Then there was the time that she asked me to set her digital watch for her. A few months later I asked how her watch was running and she said it was working fine, just that ever since I had reset the time, the alarm was going off everyday at 6:00pm. Apologizing for the misstep, I told her I’d fix it. “No,” she said, “I don’t want you to do that. You see, when the alarm goes off, I’m reminded of you so I stop and pray for you.” Thank you, Aunt Dot.
Aunt Dot was a believer. She was faithful in worship, in prayer, and in living out her faith on a daily basis. We have this in common; we believe that one day we will see each other again. It’s always good to have something to look forward to.
5 thoughts on “Aunt Dot”
I have so many memories of Aunt Dot. My memories, however, are of her in her youth. I am the oldest grandchild in the Tom Livermore family and Aunt Dot was just 9 years older than me. I always thought I was as old as she was. In later years, Aunt Dot and I would go to the parlour and listen to 78 rpm albums of Broadway hits. I especially remember Nelson Eddy and Jeanette MacDonald’s “Naughty Marietta.” But the one that stayed with me longest was “Oklahoma.” At one point in my life I could sing every word from every song in that show. Aunt Dot and I had played that album over and over so many times. Sometimes Grandpa would walk into the parlour and tell us to “turn that thing off.”

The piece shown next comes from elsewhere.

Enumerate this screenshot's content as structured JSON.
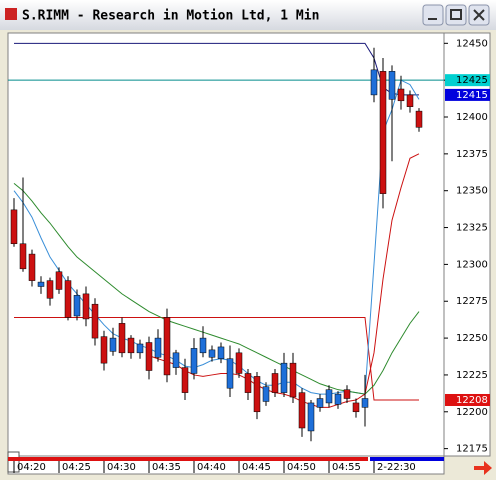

I have a framed photo on my wall of Uncle Tom, Aunt Dot, and me in my army uniform. They drove all the way from Santa Monica to Fort Ord, CA to visit me when I was in basic training. Two years later when I had returned from Korea, I flew from Seattle to LA to spend time with my grandparents before going back to Kansas. Aunt Dot and I took a bus downtown where I bought a suit, some dress shirts, and ties, my first civilian clothes I had to wear in two years.
Unhappily, that was the last time I saw Aunt Dot. That was 1956. I guess I knew her when she was a youngster and my beloved California cousins knew her as an adult. But on the other hand, to me Aunt Dot will always be young.
What a beautiful tribute to your Aunt. I would love to have known her. Lauri
Thank you so much for sharing these thoughts about Aunt Dot.
Dear Aunt Dot, that is what she was to me! One of the most important things I remember about Aunt Dot is that she loved. I knew that Aunt Dot loved me, she loved me enough to always be pointing me to Christ! The time I spent with Aunt Dot in the few years that she lived in the east, were purposely filled with songs about the Lord Jesus and conversations filled about what it meant to love the Lord. I observed, listened, and didn’t always agree with Aunt Dot’s life choices, but her choices were meant to point others to her Lord and Savior.
Another important memory I have is Aunt Dot sharing Christ in her daily life. Anyone that walked into that hardware store or anyone that met Aunt Dot knew that she loved Jesus. I observed her share Jesus with people that walked through the door of that hardware store, pray with them, love them! What a wonderful blessing to see Christ being shared as a part of daily life! Without knowing Aunt Dot was teaching her neice to share Christ’s love with others as part of daily living. What a wonderful teacher! What a wonderful Christian heritage! Aunt Dot you are in heaven with your Lord and I am confident that you heard the words, “Well done good and faithful servant!” May we all continue the faithfulness that Aunt Dot modeled for us!
I have wonderful memories of Aunt Dot. When she would come back east to visit, Martie and I would bond with her quickly. Then when Aunt Dot moved back east to be with Uncle Jim, we got to know her well. She would go on little family vacations with us. We’d sit in the back seat and sing songs. One of my favorites went like this: “Twas midnight on the ocean, not a streetcar was in sight. The moon was shining brightly. It rained all day that night. It was a winter day in summer. The rain was snowing fast. A barefoot boy with shoes on was sitting in the grass” The song goes on a little more, but that is the best part. I will be teaching this to my grandchildren!
Aunt Dot always talked to me about Jesus and she did it in such a sweet, loving way. I have missed being around her, but I know we will see each other again someday. I bet Aunt Dot is in heaven singing to her heart’s content and enjoying being in the presence of our Lord and Savior Jesus Christ.